The fighting game arcade scene is/was quite different than that though. Playing a fighting game with random strangers across the world is great, and playing with friends in your living room is fun, but they're not real. Not in the sense that you can get a true, competitive experience from it yet. Sadly, fighting games require split-second timing, measured in tenths of seconds, which is lost on even the best netcode and most powerful networks. think of it this way - in street fighter, you might have a tier list of characters from best to worst, and it might be decently well-balanced, in spite of the tricks people are able to learn. But take it online and the list can be totally reversed because certain tricks are hard or impossible to react to due to the few-hundred millisecond differences often present in networks. Playing with only your buddies offline is also seriously lacking because, although after a long time of playing with them you can get good, but it's nigh-impossible to get great. You need to play against different people, who play different characters in different styles, and you can only get that playing online (with all the flaws I've described) or in an arcade, or arcade-style setting. Like all things, you have to expose yourself to great people outside your circle to really understand what it means to be great. For most games I don't disagree with you, because the internet and home consoles have provided great convenience for players. But the death of the arcade scene for fighting games in America has been a tragedy, when you consider how many fighting games came out all of a sudden since 2008 - Street Fighter 4, Marvel vs. Capcom 3, Tekken 6, and plenty of others. The competitive scene in the US is becoming stagnant, because only the old-timers, the ones forged by the fire and sweat of the arcade have remained at the top, while the average gamer has no hope of becoming a "great" fighting game player. I consider it a serious loss for the gaming community. It's not what you were thinking, I'm sure, but I felt like the comments on this post were really down on arcades, and I wanted to give another perspective.
I disagree with saying you can't get a true competitive experience from it. A few years back when Call of Duty 4 and Rainbow Six Vegas 2 were popular, I was playing in lobbies with and against a lot of the "best" players in the game. I mean those that have a ton of kills while still maintaining a kill/death ratio and win/loss ratio above 2.00. The games were heated, and victory often came down to the very end of each match. So while they weren't real, the competition was still very much there. As for the rest of your post, that scene is something I didn't give consideration to in my first post, and as I am not involved in my scene there is no argument that can be posed against what you have said. That said, thank for you providing that perspective, it gives me a much fuller picture of the article.
It might sound like a fighting game-elitism thing or something, but I can't describe it any more than saying it's different. The timing on pulling off a huge combo in a fighting game is so far removed from the computationally simple matter of aiming and shooting in an FPS that online play completely loses the complexity. For example, check out this guide to a character in Marvel vs. Capcom 3 and take a peek at some of the videos if you can. Looking at the string of inputs, and realizing that every single one of those is measured in frames and fractions of frames, it should be apparent why dropping a single packet of information could be vital. Zero has some of the more complex combos in MvC3 and, back when I was interested in the game more, he was considered a high-tier character in offline play, but executing his advanced combos was nearly impossible online, even if you could get it perfectly in local play every time. You have to vastly adjust your timing and at best only get part of what makes his combos so powerful. A character with less complex inputs automatically gets raised in tiers, often far more than they ever could have been, while complex and timing-intensive characters frequently get shafted. Competitive fighting game play online simply is not the same as locally, and local competition used to be available in arcades.

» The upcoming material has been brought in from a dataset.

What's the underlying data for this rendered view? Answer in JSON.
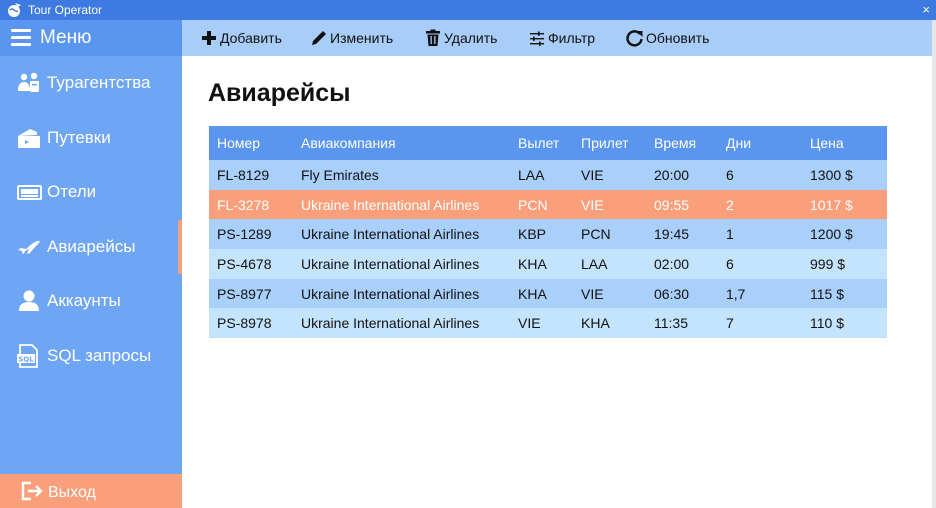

That is incredibly complex, and must take quite a while to get down and be able to pull off with any reasonable amount of complexity. I understand what you're saying with local competition being, essentially, better than online competition for fighting games. We can agree on the matter of it being different. At a certain point in FPS games, you reach a level where everybody can aim and shoot with precise accuracy. At a high level it becomes a game of anticipating your opponent, much as in the realm of fighting games, and always be a step ahead. At that same point winning and losing also becomes a function of teamwork, and having an executable plan that could be altered at any second.
Yes, that's exactly it. FPS, RTS, Fighting, and other genres all require different skillsets to be competitively viable. Although execution (the ability to aim and shoot accurately, for example) is important in an FPS, execution skill is not as vital as the greater strategy of the game. In a fighter, the intensely precise execution is not just an important factor but can be the sole determining factor between a miserable noob and a good (not great) player. Every game has a different balance of strategy and execution, and it happens that fighting games have, as far as I know, the highest ceiling of execution of any genre as a result of the intense nature of good combos. There is of course a decently high strategy ceiling in well-designed fighters, too. Different genres can certainly be competitive online. In fact, all games but those with the highest execution ceiling are pretty viable competitive online games. Unfortunately, fighting games suffer massively from this, and, to me, fighters are emblematic of the once-great arcade culture in the US. You may notice that I focus on the US in my comments, because Japan and East Asia in general still have arcades and, incidentally, tend to pump out some of the best new blood. As networks get better I really look forward to new generations of players in the US scene, but the arcade scene in Japan is really amazing. Unfortunately, unique to that culture too.